One of the first things that baffle anyone who visits Rwanda is how clean it is. At the airport, you are scrutinised for plastic bags. The streets are clean. Building good drainage and service ducts for wires is equally important as building roads. The key is that they have been able to maintain what they have built. Painting road markers is not an indication of the completion of building roads like in Nepal, it is a perennial exercise. The toilets in offices government or private are as clean as the ones in restaurants. Cleanliness is a day-to-day habit integrated into life, not once a year on World Environment Day. We have grown up learning that to be neat and clean are capitalist behaviours; therefore, if you are to be a socialist, there has to be a sense of disorder. Lesson number two, socialism is not about being dirty and disorderly; it can be clean and orderly too.
Eye on global stage
President Paul Kagame of Rwanda is seen at major global events. Last week, he was in Moscow at the opening of the FIFA World Cup 2018 as Rwanda will be hosting the FIFA Council meeting in October 2018. During every trip, Rwandan leaders are meeting people who matter. This is in contrast to our Nepali leaders who are obsessed with meeting fellow party workers and zillions of diaspora association members, getting decked in garlands and face smeared with vermilion and watching those pictures on social media.

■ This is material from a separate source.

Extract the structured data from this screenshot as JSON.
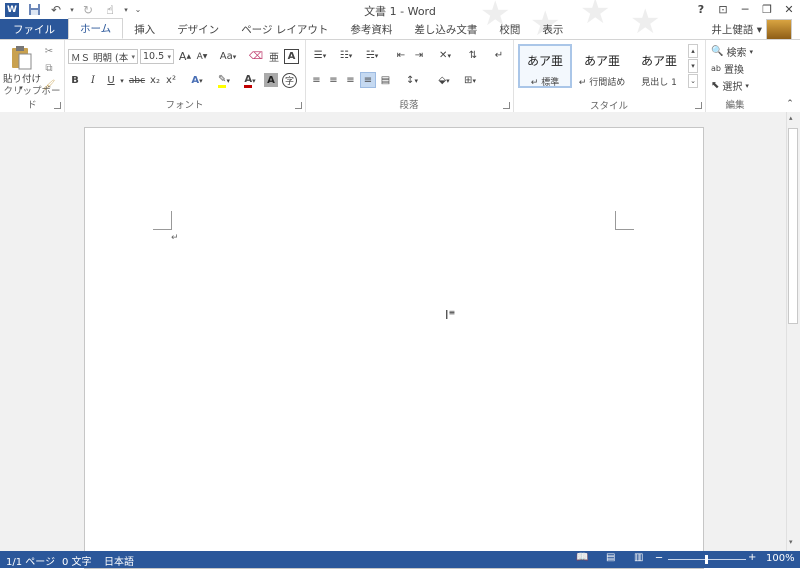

Rwanda is currently the head of the African Union. Rwanda is hosting the Commonwealth Heads of Government Meeting in 2020. Rwanda joined the Commonwealth just eight years ago. The foreign minister of Rwanda is now a candidate to lead the Organisation of French Speaking countries. Despite a chequered past relationship between France and Rwanda since 1994, Rwandan President Kagame met French President Macron to renew relations. Rarely is a country at the middle of both Commonwealth and Francophone country activities.
Backed by security and safety records, the mindset is that of Singapore. It strives to be on the global centre stage as a country from Africa that strives to be a hub for business, trade, commerce and connectivity. A country, which a decade ago moved to English as its second official language from French, is creating a workforce that has the key value system engraved along with a great pride about the country they belong to. Lesson number three is that in today’s globalised world, it is not about appearing on social media pages of your fellow country people, but emerging at the centre of global discourse. Nepal need not talk about becoming a Switzerland or Singapore like nirvana or moksha that one knows is not achievable in this life. It is better to learn from countries like Rwanda about what they did right. We just need to recalibrate our thinking and shed some of our dirty habits in all forms.